An astonishing situation has arisen in UK courts, whereby fraud cases brought by the State are being dropped as the defendants claim to be unable to find defence lawyers, following budget cuts to public legal aid. The problem is that lawyers are refusing
to take on the work at reduced rates.
In one case which was brought against men convicted of a land bank fraud, in which members of the public were allegedly mis-sold plots of land, Judge Leonard QC granted a stay of proceedings against the defendants on the basis that no lawyers would take
on the case.
In his ruling on 1 May 2014, he noted that “I further find that there is no realistic prospect that sufficient advocates would be available for this case to be tried in January 2015 from any of the sources available to the defence, including the PDS.”
The government has cut fees for lawyers working on Very High Cost Cases (VHCCs) by 30%, while work on other Crown Court cases has been cut by up to 18%. As a consequence, lawyers are turning down the cases.
“I have no reason to think that there is a realistic prospect that [other defence lawyers] will accept contracts in VHCC cases on the present terms,” Judge Leonard continued.
The particular challenge for fraud cases is their complexity. The case in point involved 46,030 pages and 194 excel spreadsheets. Fraud involves obfuscation by necessity, and that hardly helps the ability to try them with a jury of the defendants’ peers.
The right to a fair trial is enshrined in Article 6 of the European Convention on Human Rights, however the potential for such a system to be gamed must be a concern to prosecutors.
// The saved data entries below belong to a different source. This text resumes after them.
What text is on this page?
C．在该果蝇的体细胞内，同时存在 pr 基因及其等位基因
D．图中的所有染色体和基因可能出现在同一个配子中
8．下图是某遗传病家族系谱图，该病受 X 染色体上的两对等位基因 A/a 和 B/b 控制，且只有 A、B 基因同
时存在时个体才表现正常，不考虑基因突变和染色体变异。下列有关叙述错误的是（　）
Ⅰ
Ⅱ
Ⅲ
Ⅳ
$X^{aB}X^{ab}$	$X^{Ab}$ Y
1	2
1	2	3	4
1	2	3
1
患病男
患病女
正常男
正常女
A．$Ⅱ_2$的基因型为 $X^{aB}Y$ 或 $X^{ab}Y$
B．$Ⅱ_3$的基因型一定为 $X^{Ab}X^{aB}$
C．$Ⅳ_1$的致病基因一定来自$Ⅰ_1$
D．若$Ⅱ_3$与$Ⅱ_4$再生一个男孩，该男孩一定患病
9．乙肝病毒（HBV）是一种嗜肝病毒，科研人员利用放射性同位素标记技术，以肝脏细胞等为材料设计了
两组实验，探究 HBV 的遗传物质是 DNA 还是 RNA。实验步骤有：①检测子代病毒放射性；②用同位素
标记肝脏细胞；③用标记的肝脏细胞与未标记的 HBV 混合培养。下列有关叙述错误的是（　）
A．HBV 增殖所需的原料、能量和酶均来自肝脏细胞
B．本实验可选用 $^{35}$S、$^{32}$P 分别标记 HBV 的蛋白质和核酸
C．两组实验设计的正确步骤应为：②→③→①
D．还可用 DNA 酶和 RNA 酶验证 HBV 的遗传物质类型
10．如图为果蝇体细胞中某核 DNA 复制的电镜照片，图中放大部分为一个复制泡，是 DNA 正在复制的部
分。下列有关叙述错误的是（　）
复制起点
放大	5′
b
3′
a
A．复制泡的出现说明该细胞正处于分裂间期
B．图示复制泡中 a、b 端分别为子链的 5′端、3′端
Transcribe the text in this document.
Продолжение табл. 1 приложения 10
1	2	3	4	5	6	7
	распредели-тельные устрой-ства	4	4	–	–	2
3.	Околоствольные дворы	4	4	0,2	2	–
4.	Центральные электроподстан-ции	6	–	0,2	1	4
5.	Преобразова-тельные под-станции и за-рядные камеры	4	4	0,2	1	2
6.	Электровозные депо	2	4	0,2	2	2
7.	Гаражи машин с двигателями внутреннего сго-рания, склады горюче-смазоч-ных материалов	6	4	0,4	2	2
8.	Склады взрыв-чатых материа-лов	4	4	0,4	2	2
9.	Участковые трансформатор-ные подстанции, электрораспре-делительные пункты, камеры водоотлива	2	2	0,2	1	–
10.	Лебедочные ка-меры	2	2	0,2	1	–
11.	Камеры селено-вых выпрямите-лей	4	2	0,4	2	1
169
If the court system in any country is unable to support the prosecution
of cases that involve finance due to their complexity, there is a risk that the prospect of an ‘unfair trial’ being perceived.
If this lack of fairness is due to a lack of competitiveness amongst legal firms, who are unwilling to fight for the £100,000 that a defence lawyer would reportedly earn working on this case (estimated to last for three months), it suggests (perhaps) that
lawyers do not operate in a competitive market.
That is a disconcerting thought, given the level of legal work being undertaken in world of finance at present.